Caddell also talked about the in-use locomotive rule proposed by the California Air Resources Board, which will require any locomotive older than 23 years that wants to operate in California to be decommissioned and replaced with a zero-emission (battery-operated) locomotive by 2030. The rule also will require carriers to annually fund a California trust until they can transition to zero-emission locomotives.

“BNSF’s contribution to a California trust annually would require around $800 million,” Caddell said. “Our entire capital is just shy of 4 billion.”

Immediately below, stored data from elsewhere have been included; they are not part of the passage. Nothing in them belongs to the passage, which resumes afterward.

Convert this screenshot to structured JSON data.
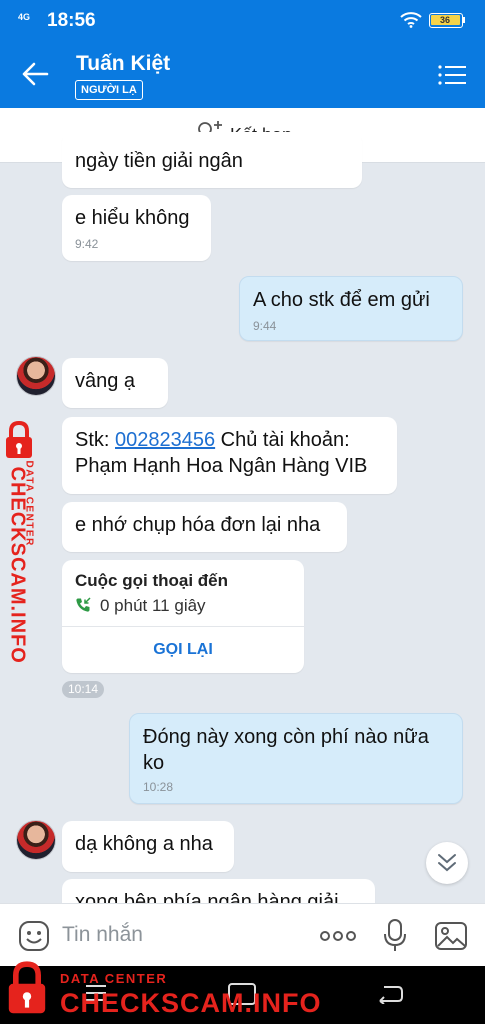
{
  "status_bar": {
    "network": "4G",
    "time": "18:56",
    "battery": "36"
  },
  "header": {
    "contact_name": "Tuấn Kiệt",
    "badge": "NGƯỜI LẠ"
  },
  "add_friend": {
    "label": "Kết bạn"
  },
  "messages": [
    {
      "from": "them",
      "text": "ngày tiền giải ngân"
    },
    {
      "from": "them",
      "text": "e hiểu không",
      "time": "9:42"
    },
    {
      "from": "me",
      "text": "A cho stk để em gửi",
      "time": "9:44"
    },
    {
      "from": "them",
      "text": "vâng ạ"
    },
    {
      "from": "them",
      "text_prefix": "Stk: ",
      "account": "002823456",
      "text_mid": " Chủ tài khoản:",
      "text_line2": "Phạm Hạnh Hoa Ngân Hàng VIB"
    },
    {
      "from": "them",
      "text": "e nhớ chụp hóa đơn lại nha"
    },
    {
      "from": "me",
      "text_line1": "Đóng này xong còn phí nào nữa",
      "text_line2": "ko",
      "time": "10:28"
    },
    {
      "from": "them",
      "text": "dạ không a nha"
    },
    {
      "from": "them",
      "text": "xong bên phía ngân hàng giải"
    }
  ],
  "call": {
    "title": "Cuộc gọi thoại đến",
    "duration": "0 phút 11 giây",
    "action": "GỌI LẠI",
    "time": "10:14"
  },
  "composer": {
    "placeholder": "Tin nhắn"
  },
  "watermark": {
    "small": "DATA CENTER",
    "big": "CHECKSCAM.INFO"
  },
  "colors": {
    "header": "#0a7ae0",
    "my_bubble": "#d6ecfa",
    "link": "#1d6fd1",
    "watermark": "#e5231d"
  }
}
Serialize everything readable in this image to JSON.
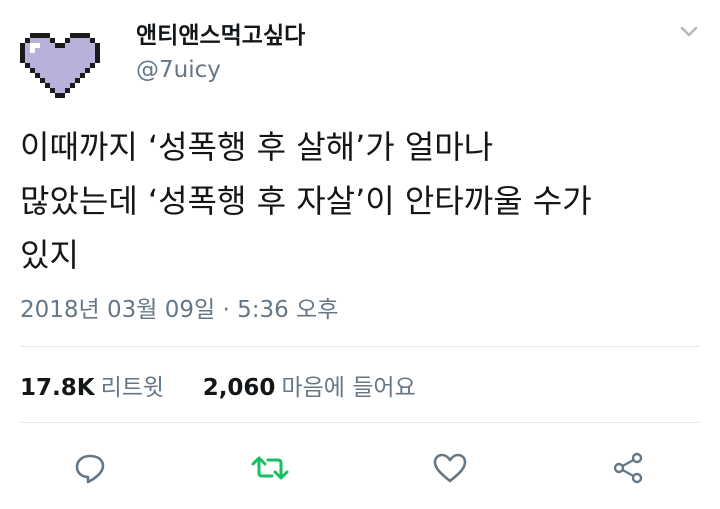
{
  "user": {
    "display_name": "앤티앤스먹고싶다",
    "handle": "@7uicy"
  },
  "tweet": {
    "text": "이때까지 ‘성폭행 후 살해’가 얼마나\n많았는데 ‘성폭행 후 자살’이 안타까울 수가\n있지",
    "timestamp": "2018년 03월 09일 · 5:36 오후"
  },
  "stats": {
    "retweets_count": "17.8K",
    "retweets_label": "리트윗",
    "likes_count": "2,060",
    "likes_label": "마음에 들어요"
  },
  "icons": {
    "avatar": "pixel-heart-avatar",
    "menu": "chevron-down-icon",
    "reply": "reply-icon",
    "retweet": "retweet-icon",
    "like": "heart-icon",
    "share": "share-icon"
  },
  "colors": {
    "text": "#14171a",
    "secondary": "#657786",
    "retweet_accent": "#17bf63",
    "icon": "#657786",
    "avatar_heart": "#b9b0dc"
  }
}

Wilson added, “Railroads operate on an interstate basis, and things get difficult if you have a patchwork of laws and regulations out there. We don’t want to see an accident. We don’t want to see a derailment because it’s way too disruptive. It’s bad for the employee, it’s bad for you as the customer and it’s bad for the industry we serve. So, we operate with the idea of not having those situations. But state specific laws could be very expensive and less effective and may force you to choose modes that are less safe and also less environmentally friendly.”